EU analysis, cross-posted to Blogactiv

Another day and another “that can’t possibly be true, can it?” Brexit moment.

This morning I read this in The Guardian, quoting Helena Kennedy and the House of Lords work on the rights of EU citizens to stay in the UK post-Brexit. The piece contains this line:

People living in the UK for more than five years may not be eligible for permanent residency because of the little-known requirement for students and non-workers to have private healthcare.

Private healthcare? Come on, you just register with the NHS. That’s what universities like UCL advise their EU-EEA students to do.

So while the NHS is sufficient if, well, you know, you actually want healthcare, it is not sufficient to be classed as
comprehensive sickness insurance (CSIC) under Article 7 of Directive 2004/38/EC on the right of citizens of the Union and their family members to move and reside freely within the territory of the Member States (PDF here). Colin Yeo has a detailed write up of why that is the case here – with plenty of practical tips, and how – if you are a student or not in employment – as an EU citizen in the UK you can get such insurance.

All this depends on a Court of Appeal case known as Ahmad, the judgment of which can be found here (thanks Jonathan Kingham on Twitter). The important conclusion is point 71:

71. So Mrs Ahmad had to have CSIC while she was a student. This condition must be strictly complied with. The fact that she would be entitled to treatment under the NHS, and was thus at all times in substantially the same position as she would have been had she had CSIC, is nothing to the point. Her failure to take out CSIC put the host state at risk of having to pay for healthcare at a time when the Ahmads had not then achieved the status of permanent resident and she was not economically active.

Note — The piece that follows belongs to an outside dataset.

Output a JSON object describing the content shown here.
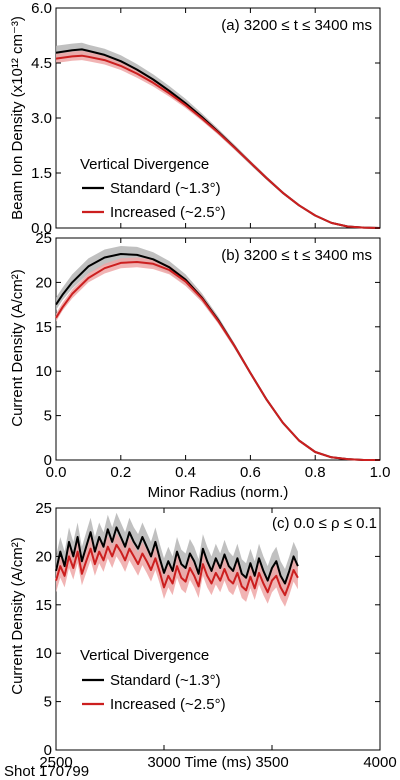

But the devil is in the detail. Mrs Ahmad is a Danish citizen, and the UK has a healthcare costs waiver with Denmark – we know that thanks to a PQ from Labour MP John Mann (table at the bottom here). The waiver, as I understood it when I lived in Denmark, was simply because it was administratively easier than establishing a payment system, not that this was intended to deny people rights. I also find it odd that how this system works was not examined in the case. Also one could also I suppose conclude that were Ahmad, say, a French citizen – a country with which a mutual recuperation of costs system exists – the outcome of the case might have been different.

So while the case law looks pretty damned bad for now, I do wonder whether this interpretation of Article 7 of 2004/38/EC would stand up to scrutiny in the European Court of Justice. Plus as this issue is causing major headaches for EU citizens in the UK at the moment (as The Guardian documents here) it’s high time there was more clarity on this issue before Brexit actually might legally happen.